8. En second lieu, le présent jugement annulant l'interdiction de retour prononcée à l'encontre de M. B, il y a lieu d'enjoindre au préfet du Val-d'Oise de mettre en œuvre la procédure d'effacement de son signalement aux fins de non-admission dans le système d'information Schengen dans un délai d'un mois à compter de sa notification.

Sur les frais liés au litige :

9. Dans les circonstances de l'espèce, il n'y a pas lieu de mettre à la charge de l'Etat la somme réclamée par M. B sur le fondement des dispositions de l'article L. 761-1 du code de justice administrative.

Par ces motifs, le tribunal décide :

Article 1er : L'arrêté du 10 juillet 2023 par lequel le préfet du Val-d'Oise a fait obligation à

M. B de quitter le territoire français sans délai, a fixé le pays de destination et l'a interdit de retour pour une durée d'un an est annulé.
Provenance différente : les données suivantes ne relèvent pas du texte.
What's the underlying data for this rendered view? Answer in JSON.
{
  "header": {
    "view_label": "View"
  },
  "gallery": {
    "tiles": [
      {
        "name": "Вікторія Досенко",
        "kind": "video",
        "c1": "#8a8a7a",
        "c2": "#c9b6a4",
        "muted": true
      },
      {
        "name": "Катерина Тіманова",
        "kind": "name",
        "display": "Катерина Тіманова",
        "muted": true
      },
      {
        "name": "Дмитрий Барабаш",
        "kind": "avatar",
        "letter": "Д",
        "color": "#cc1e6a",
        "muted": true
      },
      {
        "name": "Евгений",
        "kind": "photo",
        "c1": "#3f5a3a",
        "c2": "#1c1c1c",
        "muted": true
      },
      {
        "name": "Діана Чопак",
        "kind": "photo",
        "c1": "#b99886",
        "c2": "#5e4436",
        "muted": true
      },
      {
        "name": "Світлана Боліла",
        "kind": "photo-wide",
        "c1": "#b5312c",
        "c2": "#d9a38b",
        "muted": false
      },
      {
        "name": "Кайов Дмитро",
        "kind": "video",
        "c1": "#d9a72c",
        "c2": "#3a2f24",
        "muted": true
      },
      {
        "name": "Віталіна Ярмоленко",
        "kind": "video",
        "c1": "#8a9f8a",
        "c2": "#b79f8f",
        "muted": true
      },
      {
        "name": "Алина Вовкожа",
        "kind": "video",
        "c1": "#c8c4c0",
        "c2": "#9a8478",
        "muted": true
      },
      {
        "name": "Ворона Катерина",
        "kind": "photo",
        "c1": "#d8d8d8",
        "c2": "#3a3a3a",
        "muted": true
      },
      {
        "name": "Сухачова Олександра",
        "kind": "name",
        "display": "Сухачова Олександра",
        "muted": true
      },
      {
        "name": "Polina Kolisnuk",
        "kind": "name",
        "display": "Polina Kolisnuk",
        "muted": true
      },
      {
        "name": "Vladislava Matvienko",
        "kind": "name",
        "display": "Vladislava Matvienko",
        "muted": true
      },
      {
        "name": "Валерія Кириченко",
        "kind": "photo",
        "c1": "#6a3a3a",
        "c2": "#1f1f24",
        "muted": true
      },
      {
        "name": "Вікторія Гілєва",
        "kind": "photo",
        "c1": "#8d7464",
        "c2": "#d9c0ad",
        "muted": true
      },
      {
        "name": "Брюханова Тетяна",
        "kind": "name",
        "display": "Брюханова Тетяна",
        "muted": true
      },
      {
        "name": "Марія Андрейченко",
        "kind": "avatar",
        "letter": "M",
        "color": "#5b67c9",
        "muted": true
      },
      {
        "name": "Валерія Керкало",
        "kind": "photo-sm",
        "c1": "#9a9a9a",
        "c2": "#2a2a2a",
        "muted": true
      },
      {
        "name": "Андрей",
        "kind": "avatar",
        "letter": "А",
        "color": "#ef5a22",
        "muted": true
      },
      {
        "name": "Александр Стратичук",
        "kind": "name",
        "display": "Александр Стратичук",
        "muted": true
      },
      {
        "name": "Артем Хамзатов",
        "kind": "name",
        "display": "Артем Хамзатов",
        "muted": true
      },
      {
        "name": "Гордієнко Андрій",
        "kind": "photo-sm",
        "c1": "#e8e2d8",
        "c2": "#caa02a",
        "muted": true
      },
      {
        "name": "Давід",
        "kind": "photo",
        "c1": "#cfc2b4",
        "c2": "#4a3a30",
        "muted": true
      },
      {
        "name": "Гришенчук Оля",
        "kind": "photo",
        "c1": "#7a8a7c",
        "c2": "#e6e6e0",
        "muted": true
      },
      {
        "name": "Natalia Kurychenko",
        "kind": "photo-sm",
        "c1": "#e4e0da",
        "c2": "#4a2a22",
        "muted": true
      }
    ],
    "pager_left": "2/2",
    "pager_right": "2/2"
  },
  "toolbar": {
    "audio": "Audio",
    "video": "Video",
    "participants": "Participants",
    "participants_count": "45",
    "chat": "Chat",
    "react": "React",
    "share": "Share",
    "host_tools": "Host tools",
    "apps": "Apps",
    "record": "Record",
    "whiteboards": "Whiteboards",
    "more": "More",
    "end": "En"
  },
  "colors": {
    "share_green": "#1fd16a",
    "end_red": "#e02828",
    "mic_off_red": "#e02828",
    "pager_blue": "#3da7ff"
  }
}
Article 2 : Il est enjoint au préfet du Val-d'Oise de réexaminer la situation de M. B, en le munissant dans cette attente, d'une autorisation provisoire de séjour et de mettre en œuvre la procédure d'effacement de son signalement aux fins de non-admission dans le système d'information Schengen dans un délai d'un mois à compter de la notification du présent jugement.

Article 3 : Les conclusions de la requête de M. B sont rejetées pour le surplus.

Article 4 : Le présent jugement sera notifié à M. A B et au préfet du Val-d'Oise.

Rendu public par mise à disposition au greffe le 23 août 2023.

Le magistrat désigné,

Signé

J. Sitbon

La greffière,

Signé

O. El Moctar

La République mande et ordonne au préfet du Val-d'Oise en ce qui le concerne ou à tous commissaires de justice à ce requis en ce qui concerne les voies de droit commun, contre les parties privées, de pourvoir à l'exécution de la présente décision.